Per molti Sonia Gandhi resterà sempre “l’italiana”. Tuttavia ieri la leader del partito del Congresso e prima donna dell’India ha rotto il silenzio sulla questione Marò, redarguendo l’Italia per l’annunciata decisione di non rimandarli in India allo scadere della licenza elettorale, venendo quindi meno agli impegni presi con i giudici supremi indiani. Per farlo ha atteso che si esprimesse la Corte Suprema, organo capace nella storia dell’India di fermare anche gli istinti più accentratori di Indira Gandhi.
“La sfida del governo italiano e il suo tradimento sulla questione dei marinai sono francamente inaccettabili. Nessun Paese potrebbe o dovrebbe dare per scontati i suoi rapporti con l’India. Ogni mezzo deve essere perseguito perché il governo italiani onori l’impegno che ha preso con la Corte Suprema”, sono state le parole della donna più potente dell’India.
All’anagrafe Antonia Maino, nata in Veneto nel 1946 e cresciuta in Piemonte per poi trasferirsi in Gran Bretagna dove conobbe il rampollo della più importante dinastia politica indiana Rajiv Gandhi, ha sempre trovato un ostacolo nella sua italianità.
È alle sue origini che si appigliano i detrattori siano di sinistra o della destra nazionalista indù, ed è per questo che pur leader del partito del Congresso non può aspirare a un ruolo di governo, sebbene in un articolo dell’Economics Times, che celebra i suoi 15 anni alla guida del partito, questo è evidenziato come un punto d’orgoglio in una Paese la cui classe politica è spesso caratterizzata dalla ricerca del potere.

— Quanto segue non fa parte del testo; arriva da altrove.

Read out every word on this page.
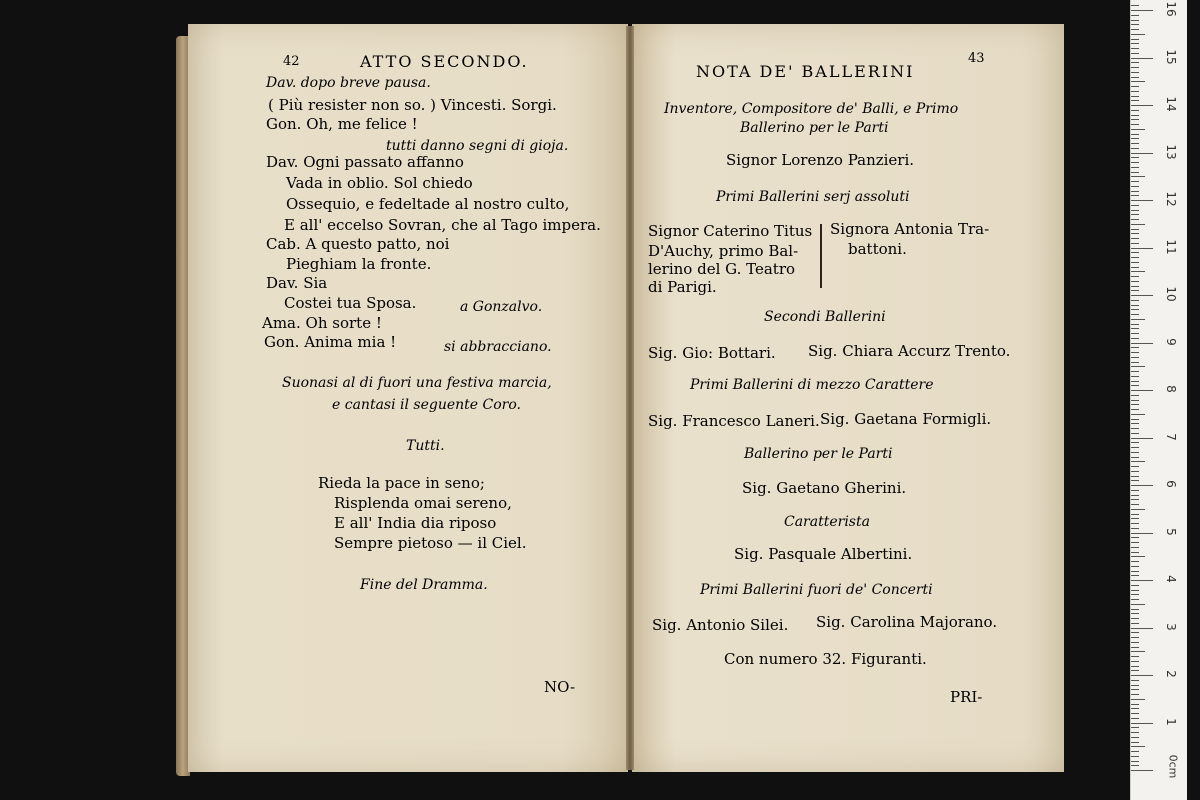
42	ATTO SECONDO.
Dav. dopo breve pausa.
( Più resister non so. ) Vincesti. Sorgi.
Gon. Oh, me felice !
tutti danno segni di gioja.
Dav. Ogni passato affanno
Vada in oblio. Sol chiedo
Ossequio, e fedeltade al nostro culto,
E all' eccelso Sovran, che al Tago impera.
Cab. A questo patto, noi
Pieghiam la fronte.
Dav. Sia
Costei tua Sposa.	a Gonzalvo.
Ama. Oh sorte !
Gon. Anima mia !	si abbracciano.
Suonasi al di fuori una festiva marcia,
e cantasi il seguente Coro.
Tutti.
Rieda la pace in seno;
Risplenda omai sereno,
E all' India dia riposo
Sempre pietoso — il Ciel.
Fine del Dramma.
NO-
NOTA DE' BALLERINI
43
Inventore, Compositore de' Balli, e Primo
Ballerino per le Parti
Signor Lorenzo Panzieri.
Primi Ballerini serj assoluti
Signor Caterino Titus
D'Auchy, primo Bal-
lerino del G. Teatro
di Parigi.
Signora Antonia Tra-
battoni.
Secondi Ballerini
Sig. Gio: Bottari. Sig. Chiara Accurz Trento.
Primi Ballerini di mezzo Carattere
Sig. Francesco Laneri. Sig. Gaetana Formigli.
Ballerino per le Parti
Sig. Gaetano Gherini.
Caratterista
Sig. Pasquale Albertini.
Primi Ballerini fuori de' Concerti
Sig. Antonio Silei. Sig. Carolina Majorano.
Con numero 32. Figuranti.
PRI-
0cm
1
2
3
4
5
6
7
8
9
10
11
12
13
14
15
16
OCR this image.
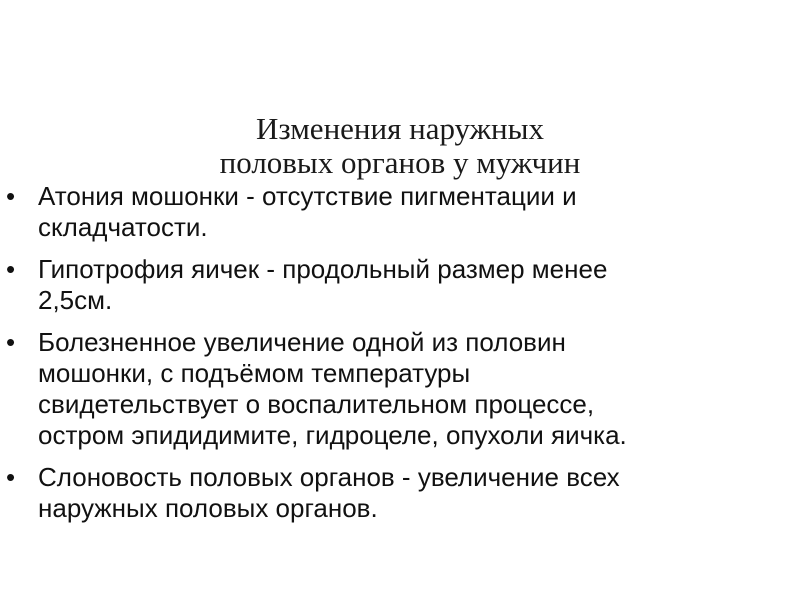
Изменения наружных
половых органов у мужчин
• Атония мошонки - отсутствие пигментации и
складчатости.
• Гипотрофия яичек - продольный размер менее
2,5см.
• Болезненное увеличение одной из половин
мошонки, с подъёмом температуры
свидетельствует о воспалительном процессе,
остром эпидидимите, гидроцеле, опухоли яичка.
• Слоновость половых органов - увеличение всех
наружных половых органов.
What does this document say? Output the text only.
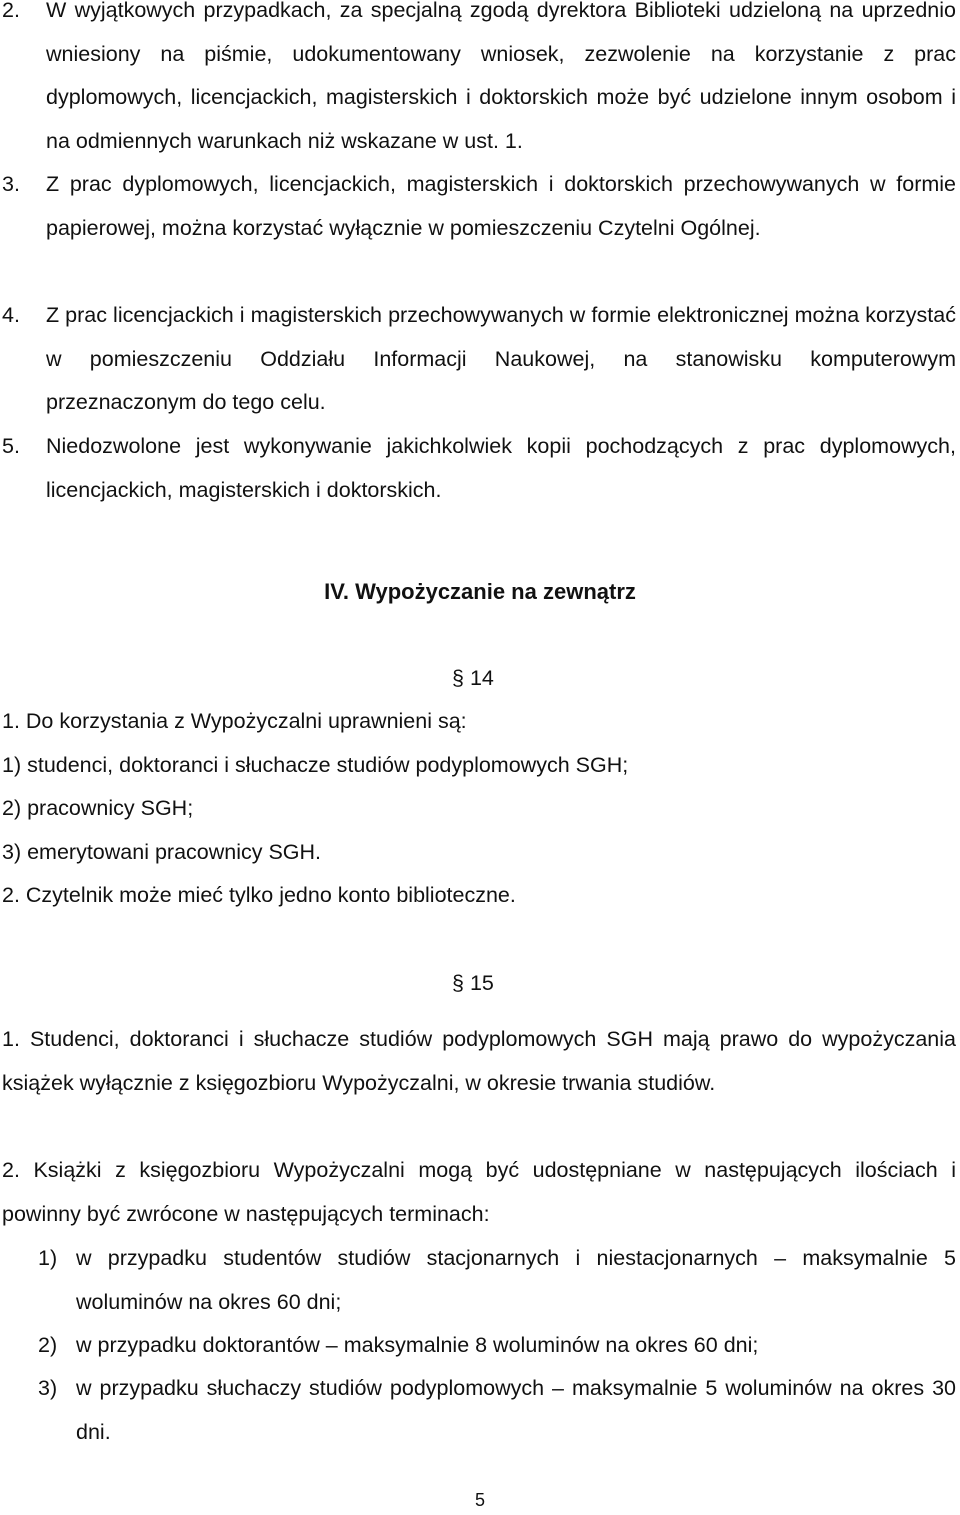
2.	W wyjątkowych przypadkach, za specjalną zgodą dyrektora Biblioteki udzieloną na uprzednio wniesiony na piśmie, udokumentowany wniosek, zezwolenie na korzystanie z prac dyplomowych, licencjackich, magisterskich i doktorskich może być udzielone innym osobom i na odmiennych warunkach niż wskazane w ust. 1.
3.	Z prac dyplomowych, licencjackich, magisterskich i doktorskich przechowywanych w formie papierowej, można korzystać wyłącznie w pomieszczeniu Czytelni Ogólnej.
4.	Z prac licencjackich i magisterskich przechowywanych w formie elektronicznej można korzystać w pomieszczeniu Oddziału Informacji Naukowej, na stanowisku komputerowym przeznaczonym do tego celu.
5.	Niedozwolone jest wykonywanie jakichkolwiek kopii pochodzących z prac dyplomowych, licencjackich, magisterskich i doktorskich.
IV. Wypożyczanie na zewnątrz
§ 14
1. Do korzystania z Wypożyczalni uprawnieni są:
1) studenci, doktoranci i słuchacze studiów podyplomowych SGH;
2) pracownicy SGH;
3) emerytowani pracownicy SGH.
2. Czytelnik może mieć tylko jedno konto biblioteczne.
§ 15
1. Studenci, doktoranci i słuchacze studiów podyplomowych SGH mają prawo do wypożyczania książek wyłącznie z księgozbioru Wypożyczalni, w okresie trwania studiów.
2. Książki z księgozbioru Wypożyczalni mogą być udostępniane w następujących ilościach i powinny być zwrócone w następujących terminach:
1) w przypadku studentów studiów stacjonarnych i niestacjonarnych – maksymalnie 5 woluminów na okres 60 dni;
2) w przypadku doktorantów – maksymalnie 8 woluminów na okres 60 dni;
3) w przypadku słuchaczy studiów podyplomowych – maksymalnie 5 woluminów na okres 30 dni.
5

Ricorda Matteo Miavaldi in un profilo scritto per Linkiesta quando esplose lo scandalo delle presunte tangenti pagate da Finmeccanica nell’ambito della vendita di 12 elicotteri Agusta Westland, che per molti oppositori politici la figura di Sonia Gandhi non è quella di una guida che sostiene gli interessi indiani, sorta di anello di congiunzione nelle teorie più estreme di un complotto che mette assieme Kgb, islamisti, movimenti Tamil. Così quando il Parlamento ha approvato le liberalizzazioni nel settore della distribuzione, aprendo a investimenti diretti esteri, subito c’è chi a tuonato al favore fatto agli italiani.

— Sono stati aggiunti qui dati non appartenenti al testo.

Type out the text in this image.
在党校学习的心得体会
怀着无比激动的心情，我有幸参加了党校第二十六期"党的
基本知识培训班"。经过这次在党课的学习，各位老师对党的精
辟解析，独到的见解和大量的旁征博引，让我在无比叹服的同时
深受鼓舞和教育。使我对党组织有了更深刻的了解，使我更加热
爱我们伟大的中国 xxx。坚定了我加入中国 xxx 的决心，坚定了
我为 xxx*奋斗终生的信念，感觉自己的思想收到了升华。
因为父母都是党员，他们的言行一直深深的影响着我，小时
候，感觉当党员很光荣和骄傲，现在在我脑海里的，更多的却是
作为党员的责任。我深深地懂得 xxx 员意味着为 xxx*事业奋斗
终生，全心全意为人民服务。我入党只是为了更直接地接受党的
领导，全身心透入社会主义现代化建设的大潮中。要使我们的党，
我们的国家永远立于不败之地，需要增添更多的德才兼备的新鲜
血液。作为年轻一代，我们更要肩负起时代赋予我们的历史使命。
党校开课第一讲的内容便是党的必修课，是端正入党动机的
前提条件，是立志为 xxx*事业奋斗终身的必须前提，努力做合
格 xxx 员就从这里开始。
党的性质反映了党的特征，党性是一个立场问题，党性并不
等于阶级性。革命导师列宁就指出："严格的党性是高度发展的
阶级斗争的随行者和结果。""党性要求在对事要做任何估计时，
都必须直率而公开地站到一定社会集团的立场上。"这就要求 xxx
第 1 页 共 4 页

Ancora dopo le parole di ieri, nei commenti agli articoli sui giornali online indiani si leggono utenti convinti che la presa di posizione di Gandhi sia soltanto una posizione di facciata. Sul giudizio degli indiani pesa inoltre il nome di Ottavio Quattrocchi, negli anni Ottanta del secolo scorso rappresentante in India per Snamprogetti e coinvolto come mediatore nel caso Bosfors, circa presunte mazzette pagate dalla società svedese per forniture di armamenti. Lo scandalo toccò il marito di Sonia, Rajiv, allora al potere e assassinato nel 1991, e i figli Rahul e Priyanka.
Per capire il clima attorno alla leader del Congresso servirebbe citare un’analisi del quotidiano online Firstpost, che esortava Sonia Gandhi a prendere cinque decisioni per dimostrare una volta per tutte di essere indiana: dichiarare persona non grata l’ambasciatore italiano Daniele Mancini; pretendere chiarimenti dall’Italia sul caso elicotteri; cercare di portare Roma davanti alla Corte internazionale; portare avanti una diplomazia i “pressioni e umiliazioni” contro l’Italia; bloccare tutti i contratti governativi.

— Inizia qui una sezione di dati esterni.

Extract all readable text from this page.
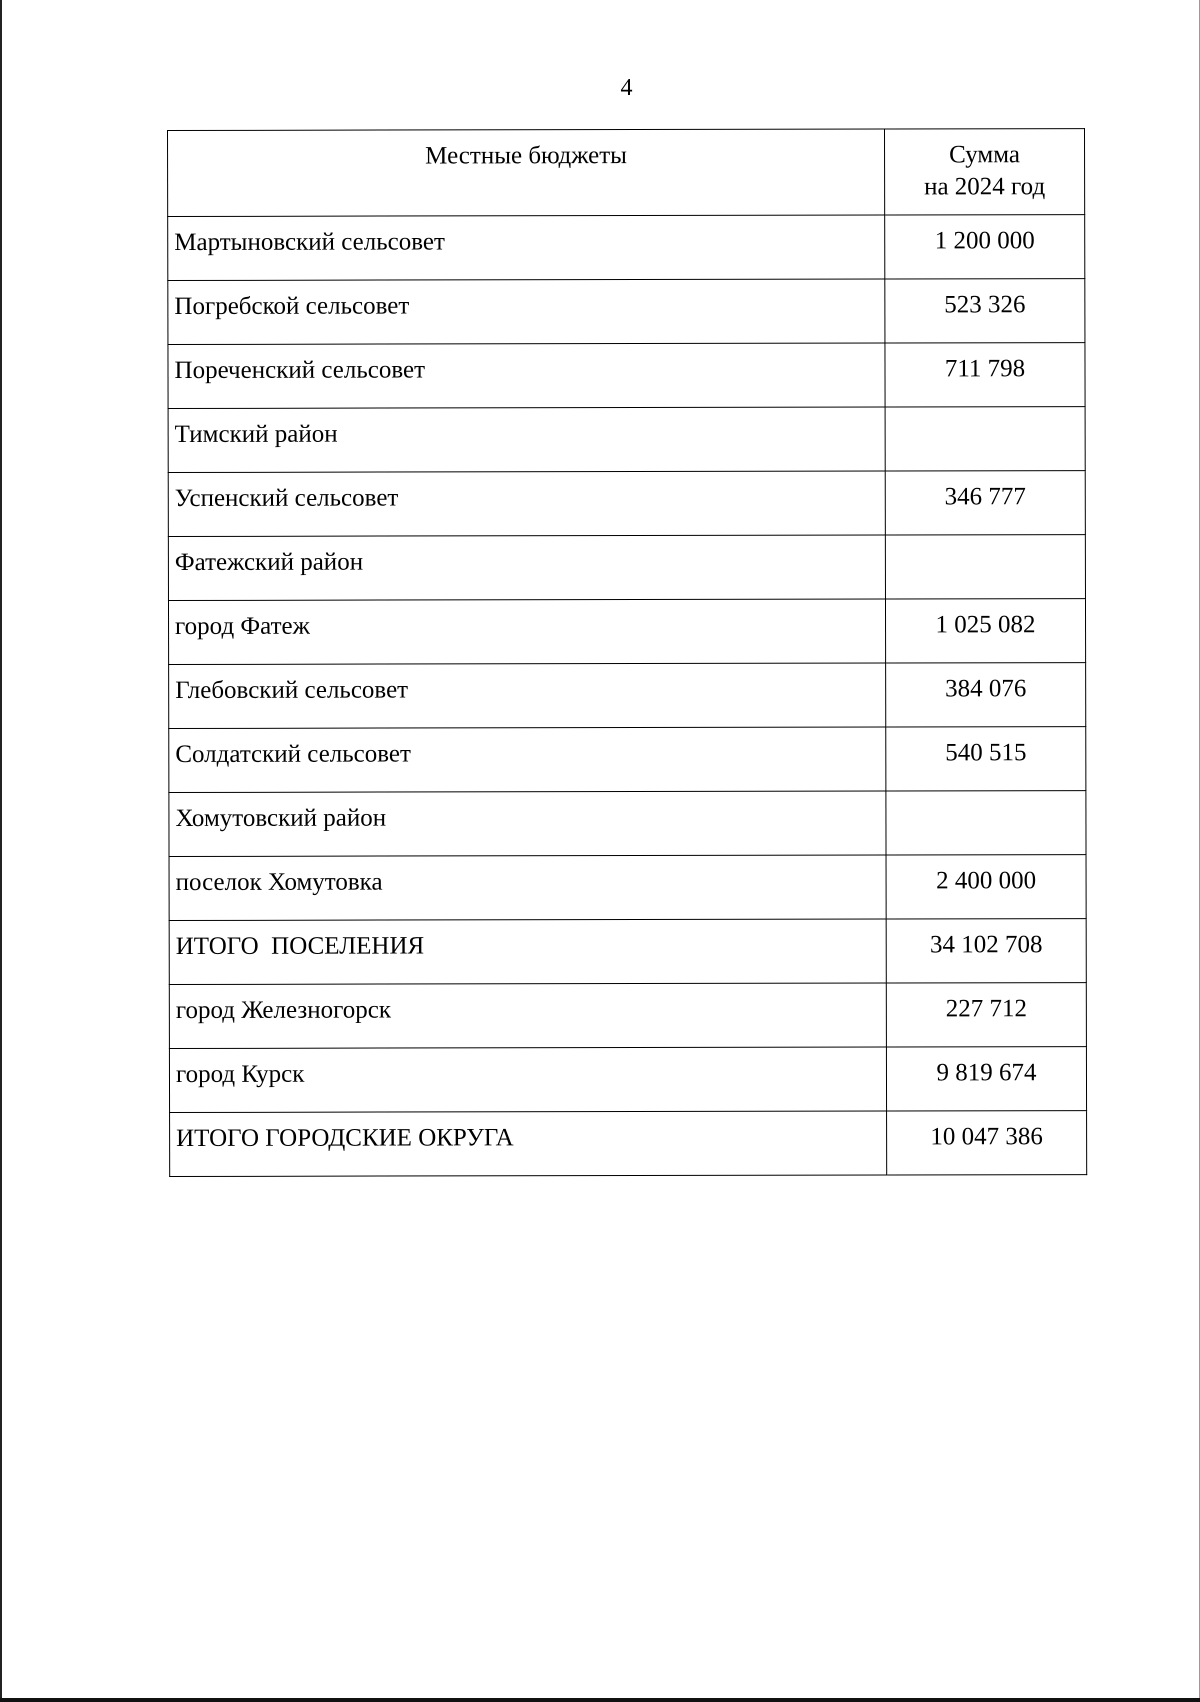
4
Местные бюджеты	Сумма
на 2024 год

Мартыновский сельсовет	1 200 000
Погребской сельсовет	523 326
Пореченский сельсовет	711 798
Тимский район	
Успенский сельсовет	346 777
Фатежский район	
город Фатеж	1 025 082
Глебовский сельсовет	384 076
Солдатский сельсовет	540 515
Хомутовский район	
поселок Хомутовка	2 400 000
ИТОГО  ПОСЕЛЕНИЯ	34 102 708
город Железногорск	227 712
город Курск	9 819 674
ИТОГО ГОРОДСКИЕ ОКРУГА	10 047 386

Per adesso però l’italiana Gandhi ha tenuto il suo profilo di leader indiana, ora alle prese con questioni di politica interna per la decisione dei ministri e del partito vicino ai tamil di andare alla crisi di governo se New Delhi non sosterrà la condanna dello Sri Lanka per violazione dei diritti umani nell’ultima fase del conflitto che portò alla sconfitta militare delle Tigri Tamil. Quei guerriglieri che uccisero il marito Rajiv.